My heart thuds in my chest and I blink at the glow-in-the-dark stars, praying that the clarity I received in the office was wrong, and I don’t, in fact, need to tell her the truth.

But when I don’t say anything for so long, Josie lifts herself from the cuddle position, props on her elbows, and searches my eyes.

She can see it on my face, I’m sure, because a moment passes, then two, when she lifts herself to sitting and tugs the blanket up to her chest. The morning sun illuminates her from the window.

Pillowed sleep lines crease on her rosy cheeks, and she tugs her lower lip into her mouth. “Colby, what is it? What’s wrong?”

I want to tell her everything, but I don’t know where to start. I don’t even know how to start.

“Did I do something wrong?” she says, her morning voice cracking.

The nerves catch in my throat and the only thing I can do is shake my head.
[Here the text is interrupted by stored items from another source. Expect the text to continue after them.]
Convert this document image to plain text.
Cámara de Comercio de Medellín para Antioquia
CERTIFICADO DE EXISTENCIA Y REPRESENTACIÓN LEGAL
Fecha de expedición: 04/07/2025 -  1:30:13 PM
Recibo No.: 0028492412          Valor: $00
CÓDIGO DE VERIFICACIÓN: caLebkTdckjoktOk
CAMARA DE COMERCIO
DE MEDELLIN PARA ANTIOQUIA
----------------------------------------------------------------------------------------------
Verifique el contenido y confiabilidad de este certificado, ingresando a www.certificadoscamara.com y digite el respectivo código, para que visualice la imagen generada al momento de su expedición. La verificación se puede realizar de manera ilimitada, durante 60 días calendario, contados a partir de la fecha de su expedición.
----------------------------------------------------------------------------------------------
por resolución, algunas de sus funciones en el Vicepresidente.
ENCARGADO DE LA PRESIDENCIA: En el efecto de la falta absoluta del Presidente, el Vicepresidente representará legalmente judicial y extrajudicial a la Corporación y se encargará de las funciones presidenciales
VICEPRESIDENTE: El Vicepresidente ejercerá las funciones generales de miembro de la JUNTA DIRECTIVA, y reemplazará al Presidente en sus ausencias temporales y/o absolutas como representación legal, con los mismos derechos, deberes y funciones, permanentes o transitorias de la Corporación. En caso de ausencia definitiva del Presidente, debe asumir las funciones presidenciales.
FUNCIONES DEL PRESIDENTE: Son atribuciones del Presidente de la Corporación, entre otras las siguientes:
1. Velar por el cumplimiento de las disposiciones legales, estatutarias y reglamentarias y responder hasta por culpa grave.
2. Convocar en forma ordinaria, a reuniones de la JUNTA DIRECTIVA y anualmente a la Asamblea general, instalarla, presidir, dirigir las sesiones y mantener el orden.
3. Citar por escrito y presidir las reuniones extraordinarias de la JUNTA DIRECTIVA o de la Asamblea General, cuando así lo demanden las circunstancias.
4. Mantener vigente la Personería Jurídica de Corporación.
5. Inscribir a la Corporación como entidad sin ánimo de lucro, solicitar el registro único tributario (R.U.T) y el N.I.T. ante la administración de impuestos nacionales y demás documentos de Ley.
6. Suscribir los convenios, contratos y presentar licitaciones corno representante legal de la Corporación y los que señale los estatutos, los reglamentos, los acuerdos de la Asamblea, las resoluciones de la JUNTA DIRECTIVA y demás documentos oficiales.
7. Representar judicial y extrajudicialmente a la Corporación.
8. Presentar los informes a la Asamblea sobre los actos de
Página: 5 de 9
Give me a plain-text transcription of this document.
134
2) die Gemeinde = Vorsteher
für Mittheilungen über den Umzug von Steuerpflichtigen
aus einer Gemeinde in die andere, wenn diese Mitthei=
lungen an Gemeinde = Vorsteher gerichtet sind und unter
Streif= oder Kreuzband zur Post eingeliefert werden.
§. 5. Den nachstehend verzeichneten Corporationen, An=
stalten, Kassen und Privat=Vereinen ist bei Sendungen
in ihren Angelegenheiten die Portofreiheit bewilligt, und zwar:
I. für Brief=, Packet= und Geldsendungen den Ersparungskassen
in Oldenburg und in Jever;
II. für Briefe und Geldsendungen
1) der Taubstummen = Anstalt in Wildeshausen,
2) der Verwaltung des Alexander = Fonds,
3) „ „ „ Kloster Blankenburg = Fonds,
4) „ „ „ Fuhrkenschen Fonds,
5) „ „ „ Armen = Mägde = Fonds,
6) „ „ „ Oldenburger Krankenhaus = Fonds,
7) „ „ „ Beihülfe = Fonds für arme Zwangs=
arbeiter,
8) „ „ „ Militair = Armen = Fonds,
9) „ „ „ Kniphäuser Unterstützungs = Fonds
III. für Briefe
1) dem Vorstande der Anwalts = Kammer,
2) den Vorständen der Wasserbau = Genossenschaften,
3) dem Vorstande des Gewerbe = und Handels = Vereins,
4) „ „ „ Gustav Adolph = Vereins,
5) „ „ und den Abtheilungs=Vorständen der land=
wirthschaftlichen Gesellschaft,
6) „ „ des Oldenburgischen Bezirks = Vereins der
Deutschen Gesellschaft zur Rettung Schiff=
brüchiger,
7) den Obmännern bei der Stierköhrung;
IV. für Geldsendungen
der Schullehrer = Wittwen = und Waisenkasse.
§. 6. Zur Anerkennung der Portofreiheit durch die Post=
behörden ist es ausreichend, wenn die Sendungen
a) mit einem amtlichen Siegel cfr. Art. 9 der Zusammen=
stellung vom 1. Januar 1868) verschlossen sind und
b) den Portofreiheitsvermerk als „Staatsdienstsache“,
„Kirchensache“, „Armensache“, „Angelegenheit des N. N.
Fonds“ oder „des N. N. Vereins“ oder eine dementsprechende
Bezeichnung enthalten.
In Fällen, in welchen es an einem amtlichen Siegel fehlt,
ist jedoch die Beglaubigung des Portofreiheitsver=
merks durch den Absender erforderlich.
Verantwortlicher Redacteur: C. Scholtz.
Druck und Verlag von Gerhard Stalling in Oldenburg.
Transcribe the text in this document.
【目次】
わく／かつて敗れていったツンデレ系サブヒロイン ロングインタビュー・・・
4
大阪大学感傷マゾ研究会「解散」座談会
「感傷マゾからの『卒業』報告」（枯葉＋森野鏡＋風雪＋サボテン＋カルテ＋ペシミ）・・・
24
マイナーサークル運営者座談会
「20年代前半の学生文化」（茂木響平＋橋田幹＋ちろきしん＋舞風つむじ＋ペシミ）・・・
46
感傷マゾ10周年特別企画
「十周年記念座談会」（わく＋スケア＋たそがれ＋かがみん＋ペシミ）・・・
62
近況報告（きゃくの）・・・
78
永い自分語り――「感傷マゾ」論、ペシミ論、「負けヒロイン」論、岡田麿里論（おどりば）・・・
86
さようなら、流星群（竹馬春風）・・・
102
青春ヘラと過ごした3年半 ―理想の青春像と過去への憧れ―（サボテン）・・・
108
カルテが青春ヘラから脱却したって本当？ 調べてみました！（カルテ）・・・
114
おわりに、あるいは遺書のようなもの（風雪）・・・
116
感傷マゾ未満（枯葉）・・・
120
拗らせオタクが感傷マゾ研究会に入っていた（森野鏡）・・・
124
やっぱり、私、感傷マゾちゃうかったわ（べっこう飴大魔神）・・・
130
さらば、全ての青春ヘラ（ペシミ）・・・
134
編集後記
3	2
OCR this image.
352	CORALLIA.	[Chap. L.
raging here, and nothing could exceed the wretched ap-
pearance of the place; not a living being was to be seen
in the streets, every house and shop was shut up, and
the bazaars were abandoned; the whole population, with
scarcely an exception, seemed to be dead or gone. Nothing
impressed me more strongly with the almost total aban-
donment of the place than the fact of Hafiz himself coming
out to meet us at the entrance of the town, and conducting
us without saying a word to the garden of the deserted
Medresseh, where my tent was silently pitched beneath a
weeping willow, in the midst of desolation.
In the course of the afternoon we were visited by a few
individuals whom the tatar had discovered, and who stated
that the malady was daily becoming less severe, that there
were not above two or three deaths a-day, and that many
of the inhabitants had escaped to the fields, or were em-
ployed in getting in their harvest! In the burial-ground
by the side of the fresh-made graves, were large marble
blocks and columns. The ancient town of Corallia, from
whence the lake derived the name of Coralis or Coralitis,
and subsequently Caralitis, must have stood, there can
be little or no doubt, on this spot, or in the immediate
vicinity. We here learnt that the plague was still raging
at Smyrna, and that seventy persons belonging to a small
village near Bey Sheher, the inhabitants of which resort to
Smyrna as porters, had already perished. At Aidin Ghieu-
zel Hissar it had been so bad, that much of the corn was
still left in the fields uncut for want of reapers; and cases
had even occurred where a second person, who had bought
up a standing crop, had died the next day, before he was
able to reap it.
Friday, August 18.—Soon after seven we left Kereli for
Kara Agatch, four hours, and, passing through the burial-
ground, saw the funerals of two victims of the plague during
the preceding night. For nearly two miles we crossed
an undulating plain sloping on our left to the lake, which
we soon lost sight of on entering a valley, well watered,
Finally, I suck in a breath. “No. God, no,” I finally say.

God, I don’t want to do this. Please, please can a storm crackle through the home?

Can the floor open up and suck me into the cellar?

The air in the room has vanished and left nothing but ash.

I swallow back needles pricking in my throat and close my eyes.

I have to do this now. There’s no more waiting, no more hiding.

“Josie…” I whisper as I tug my hand out of her reach. “There’s something I need to tell you.”